Amaya recently hired Luc Ouellet, managing partner of the Quebec City office of PR firm National, to lobby the Quebec government. In a previous life, Ouellet served as an advisor to several federal cabinet ministers, including the Justice portfolio.

NEW MARKETS
Baazov said he had no crystal ball regarding the possibility of any US states joining Nevada, New Jersey and Delaware in regulating online gambling. Baazov said there were certain unnamed markets in which regulation was an “every year it’s next year” situation but Baazov said the overall trend was positive and predicted that in a few years, “nobody will bother to ask us this question.”

As for PokerStars’ important Russian market, Baazov said he believed the government would issue online poker licenses sometime in 2016. Baazov said dialogue was ongoing and he took heart in the government’s alleged view of poker as a “mind sport.”

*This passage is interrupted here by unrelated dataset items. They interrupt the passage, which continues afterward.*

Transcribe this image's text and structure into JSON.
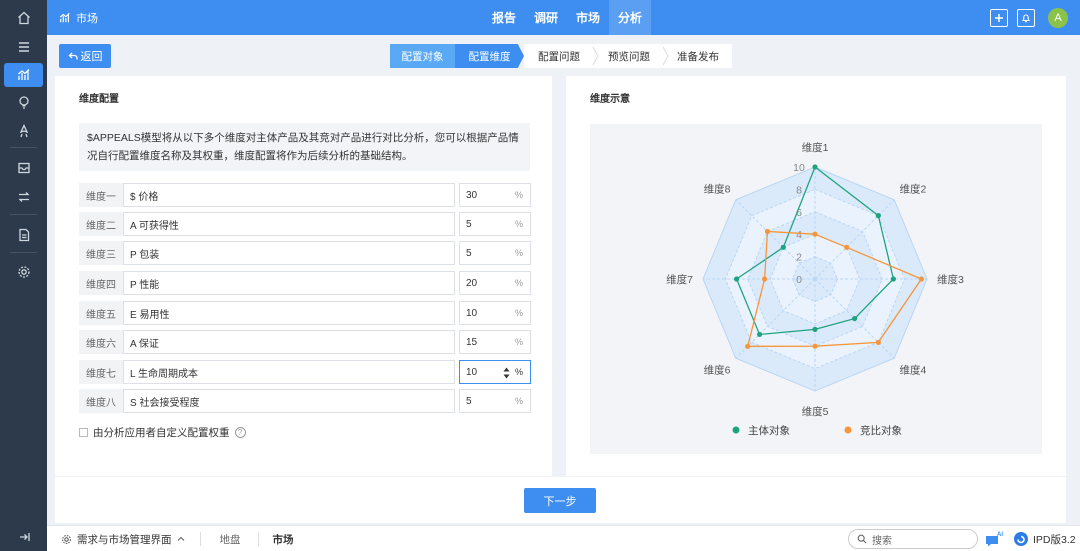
{
  "topbar": {
    "crumb_label": "市场",
    "nav": [
      {
        "label": "报告",
        "active": false
      },
      {
        "label": "调研",
        "active": false
      },
      {
        "label": "市场",
        "active": false
      },
      {
        "label": "分析",
        "active": true
      }
    ],
    "avatar_letter": "A"
  },
  "back_label": "返回",
  "steps": [
    "配置对象",
    "配置维度",
    "配置问题",
    "预览问题",
    "准备发布"
  ],
  "left": {
    "title": "维度配置",
    "description": "$APPEALS模型将从以下多个维度对主体产品及其竞对产品进行对比分析，您可以根据产品情况自行配置维度名称及其权重，维度配置将作为后续分析的基础结构。",
    "rows": [
      {
        "label": "维度一",
        "name": "$ 价格",
        "weight": "30"
      },
      {
        "label": "维度二",
        "name": "A 可获得性",
        "weight": "5"
      },
      {
        "label": "维度三",
        "name": "P 包装",
        "weight": "5"
      },
      {
        "label": "维度四",
        "name": "P 性能",
        "weight": "20"
      },
      {
        "label": "维度五",
        "name": "E 易用性",
        "weight": "10"
      },
      {
        "label": "维度六",
        "name": "A 保证",
        "weight": "15"
      },
      {
        "label": "维度七",
        "name": "L 生命周期成本",
        "weight": "10"
      },
      {
        "label": "维度八",
        "name": "S 社会接受程度",
        "weight": "5"
      }
    ],
    "unit": "%",
    "custom_label": "由分析应用者自定义配置权重",
    "help_glyph": "?"
  },
  "right": {
    "title": "维度示意"
  },
  "chart_data": {
    "type": "radar",
    "axes": [
      "维度1",
      "维度2",
      "维度3",
      "维度4",
      "维度5",
      "维度6",
      "维度7",
      "维度8"
    ],
    "ticks": [
      "0",
      "2",
      "4",
      "6",
      "8",
      "10"
    ],
    "range": [
      0,
      10
    ],
    "series": [
      {
        "name": "主体对象",
        "color": "#1fa37f",
        "values": [
          10,
          8,
          7,
          5,
          4.5,
          7,
          7,
          4
        ]
      },
      {
        "name": "竞比对象",
        "color": "#f5963c",
        "values": [
          4,
          4,
          9.5,
          8,
          6,
          8.5,
          4.5,
          6
        ]
      }
    ],
    "legend": "bottom"
  },
  "next_label": "下一步",
  "bottombar": {
    "workspace": "需求与市场管理界面",
    "items": [
      "地盘",
      "市场"
    ],
    "search_placeholder": "搜索",
    "ai_label": "AI",
    "version": "IPD版3.2"
  },
  "colors": {
    "primary": "#3d8ef0",
    "rail": "#2d3a4b"
  }
}
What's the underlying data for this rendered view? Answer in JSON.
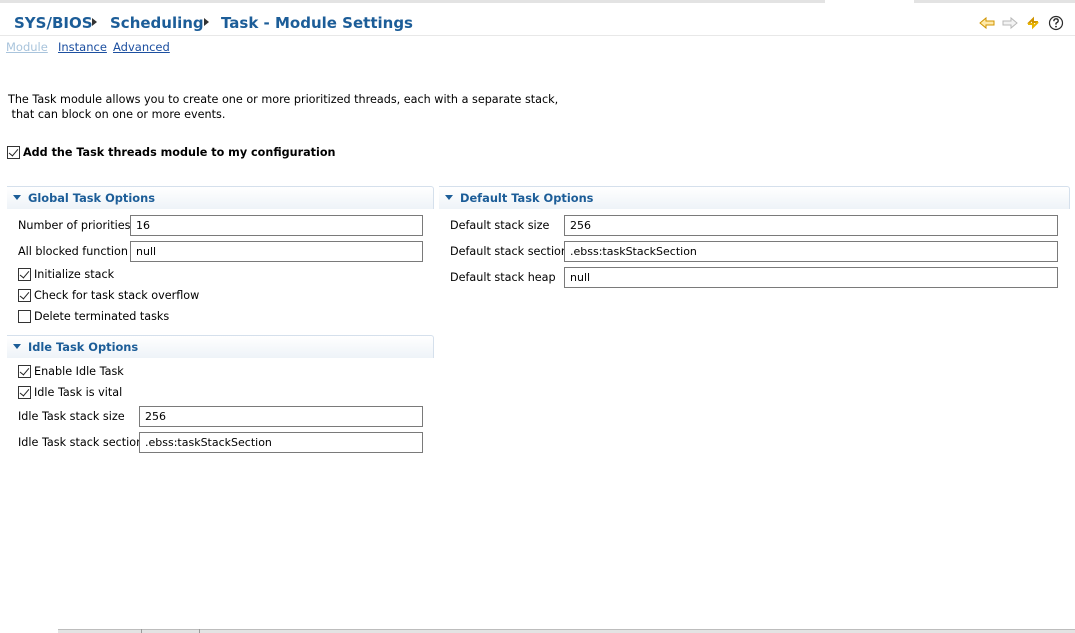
{
  "breadcrumb": {
    "items": [
      "SYS/BIOS",
      "Scheduling",
      "Task - Module Settings"
    ]
  },
  "toolbar": {
    "icons": [
      "back-arrow-icon",
      "forward-arrow-icon",
      "sync-icon",
      "help-icon"
    ],
    "accent": "#f0b000"
  },
  "tabs": [
    {
      "label": "Module",
      "active": true
    },
    {
      "label": "Instance",
      "active": false
    },
    {
      "label": "Advanced",
      "active": false
    }
  ],
  "description": "The Task module allows you to create one or more prioritized threads, each with a separate stack,\n that can block on one or more events.",
  "add_module": {
    "label": "Add the Task threads module to my configuration",
    "checked": true
  },
  "global_options": {
    "title": "Global Task Options",
    "num_priorities": {
      "label": "Number of priorities",
      "value": "16"
    },
    "all_blocked_fn": {
      "label": "All blocked function",
      "value": "null"
    },
    "initialize_stack": {
      "label": "Initialize stack",
      "checked": true
    },
    "check_overflow": {
      "label": "Check for task stack overflow",
      "checked": true
    },
    "delete_terminated": {
      "label": "Delete terminated tasks",
      "checked": false
    }
  },
  "idle_options": {
    "title": "Idle Task Options",
    "enable_idle": {
      "label": "Enable Idle Task",
      "checked": true
    },
    "idle_vital": {
      "label": "Idle Task is vital",
      "checked": true
    },
    "idle_stack_size": {
      "label": "Idle Task stack size",
      "value": "256"
    },
    "idle_stack_section": {
      "label": "Idle Task stack section",
      "value": ".ebss:taskStackSection"
    }
  },
  "default_options": {
    "title": "Default Task Options",
    "stack_size": {
      "label": "Default stack size",
      "value": "256"
    },
    "stack_section": {
      "label": "Default stack section",
      "value": ".ebss:taskStackSection"
    },
    "stack_heap": {
      "label": "Default stack heap",
      "value": "null"
    }
  },
  "colors": {
    "heading": "#1c5d98",
    "link": "#1c4fa0",
    "active_tab": "#a9c4dc"
  }
}
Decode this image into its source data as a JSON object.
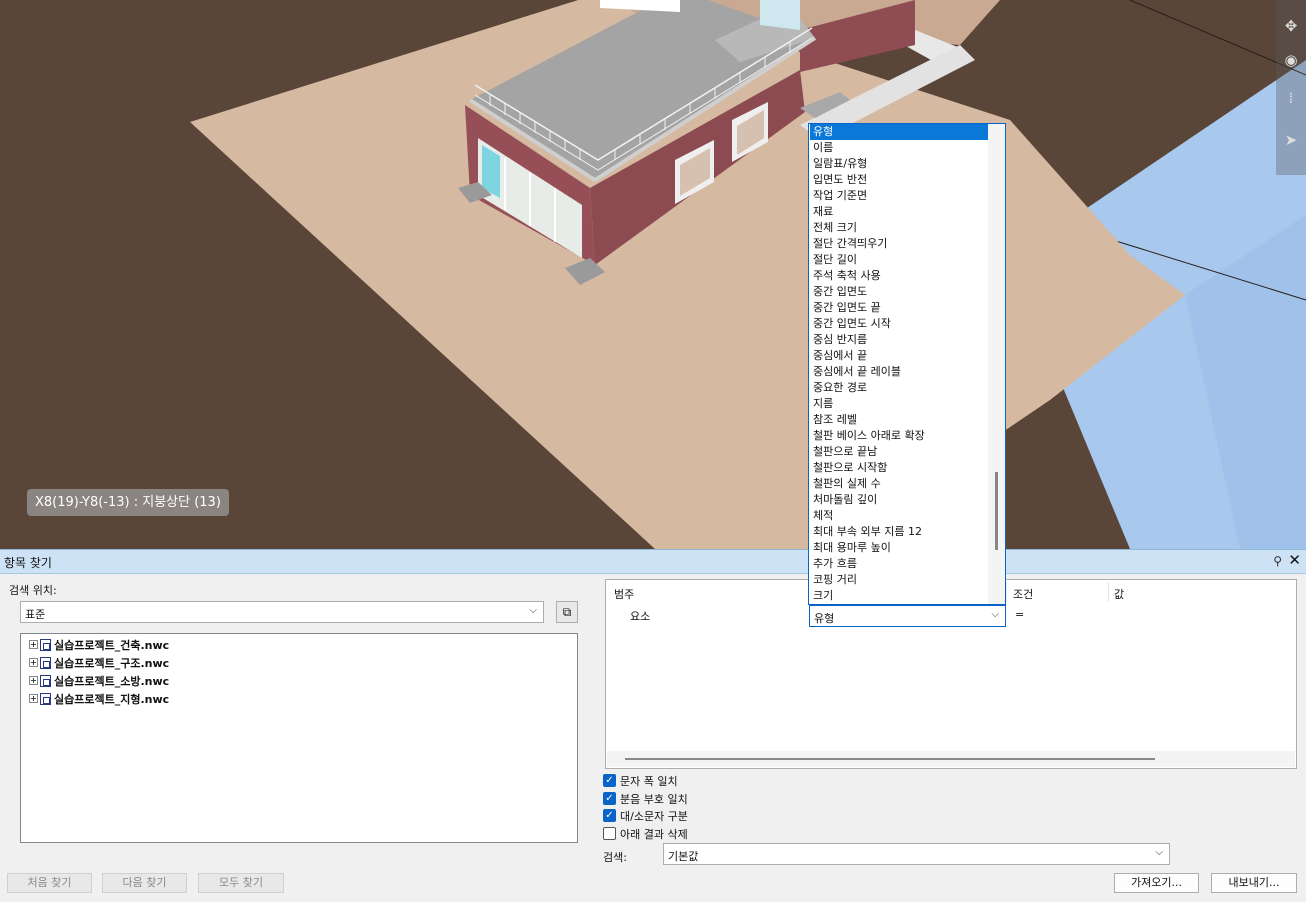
{
  "viewport": {
    "element_label": "X8(19)-Y8(-13) : 지붕상단 (13)"
  },
  "panel": {
    "title": "항목 찾기",
    "search_in_label": "검색 위치:",
    "search_in_value": "표준",
    "tree": [
      {
        "label": "실습프로젝트_건축.nwc"
      },
      {
        "label": "실습프로젝트_구조.nwc"
      },
      {
        "label": "실습프로젝트_소방.nwc"
      },
      {
        "label": "실습프로젝트_지형.nwc"
      }
    ],
    "buttons": {
      "find_first": "처음 찾기",
      "find_next": "다음 찾기",
      "find_all": "모두 찾기",
      "import": "가져오기...",
      "export": "내보내기..."
    },
    "grid": {
      "headers": {
        "category": "범주",
        "condition": "조건",
        "value": "값"
      },
      "row": {
        "category": "요소",
        "property": "유형",
        "condition": "="
      }
    },
    "options": [
      {
        "label": "문자 폭 일치",
        "checked": true
      },
      {
        "label": "분음 부호 일치",
        "checked": true
      },
      {
        "label": "대/소문자 구분",
        "checked": true
      },
      {
        "label": "아래 결과 삭제",
        "checked": false
      }
    ],
    "search_label": "검색:",
    "search_value": "기본값"
  },
  "dropdown": {
    "selected": "유형",
    "items": [
      "유형",
      "이름",
      "일람표/유형",
      "입면도 반전",
      "작업 기준면",
      "재료",
      "전체 크기",
      "절단 간격띄우기",
      "절단 길이",
      "주석 축척 사용",
      "중간 입면도",
      "중간 입면도 끝",
      "중간 입면도 시작",
      "중심 반지름",
      "중심에서 끝",
      "중심에서 끝 레이블",
      "중요한 경로",
      "지름",
      "참조 레벨",
      "철판 베이스 아래로 확장",
      "철판으로 끝남",
      "철판으로 시작함",
      "철판의 실제 수",
      "처마돌림 깊이",
      "체적",
      "최대 부속 외부 지름 12",
      "최대 용마루 높이",
      "추가 흐름",
      "코핑 거리",
      "크기"
    ]
  }
}
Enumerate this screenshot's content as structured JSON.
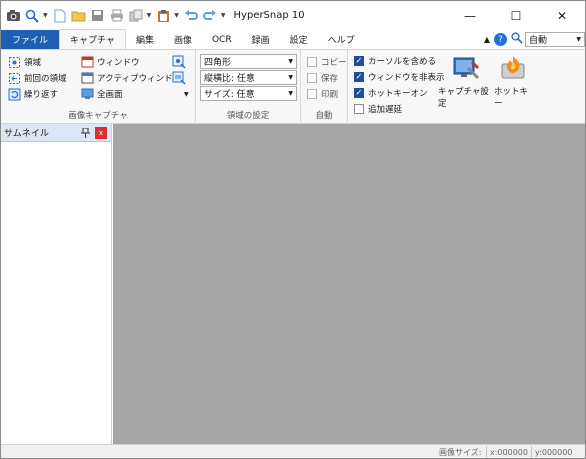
{
  "app": {
    "title": "HyperSnap 10"
  },
  "window_controls": {
    "minimize": "—",
    "maximize": "☐",
    "close": "✕"
  },
  "tabs": [
    {
      "label": "ファイル"
    },
    {
      "label": "キャプチャ"
    },
    {
      "label": "編集"
    },
    {
      "label": "画像"
    },
    {
      "label": "OCR"
    },
    {
      "label": "録画"
    },
    {
      "label": "設定"
    },
    {
      "label": "ヘルプ"
    }
  ],
  "zoom": {
    "value": "自動"
  },
  "ribbon": {
    "capture_group": {
      "label": "画像キャプチャ",
      "region": "領域",
      "prev_region": "前回の領域",
      "repeat": "繰り返す",
      "window": "ウィンドウ",
      "active_window": "アクティブウィンドウ",
      "full_screen": "全画面"
    },
    "region_group": {
      "label": "領域の設定",
      "shape": "四角形",
      "aspect": "縦横比: 任意",
      "size": "サイズ: 任意"
    },
    "auto_group": {
      "label": "自動",
      "copy": "コピー",
      "save": "保存",
      "print": "印刷"
    },
    "options_group": {
      "include_cursor": "カーソルを含める",
      "hide_window": "ウィンドウを非表示",
      "hotkey_on": "ホットキーオン",
      "add_delay": "追加遅延"
    },
    "big_buttons": {
      "capture_settings": "キャプチャ設定",
      "hotkeys": "ホットキー"
    }
  },
  "side_panel": {
    "title": "サムネイル",
    "close": "x"
  },
  "status": {
    "image_size_label": "画像サイズ:",
    "x": "x:000000",
    "y": "y:000000"
  },
  "colors": {
    "accent": "#1e5fb4",
    "canvas": "#a5a5a5",
    "check": "#1f4e9c"
  }
}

Amaya revealed it paid $9m in back taxes in order to ensure its approval for a new online license in Romania. Baazov said the forced exit from certain European markets as countries liberalized their online regimes wasn’t necessarily a bad thing, as it allowed Amaya’s brands time to tinker and eventually re-enter these markets with a more expansive product range.

MISC
PokerStars online casino offering is now available in jurisdictions comprising 53% of real-money active unique users and around 300k customers played real-money casino in Q3. Baazov said the casino rollout had been slower than expected, having envisioned offering 250 different games by the end of Q3 but “technical surprises” had caught the company off guard. Baazov now expects a “robust” casino product on both mobile and web by the end of Q1 2016.

Amaya also said it was in the process of developing a “new poker variant targeting the larger and growing skilled video gaming community.”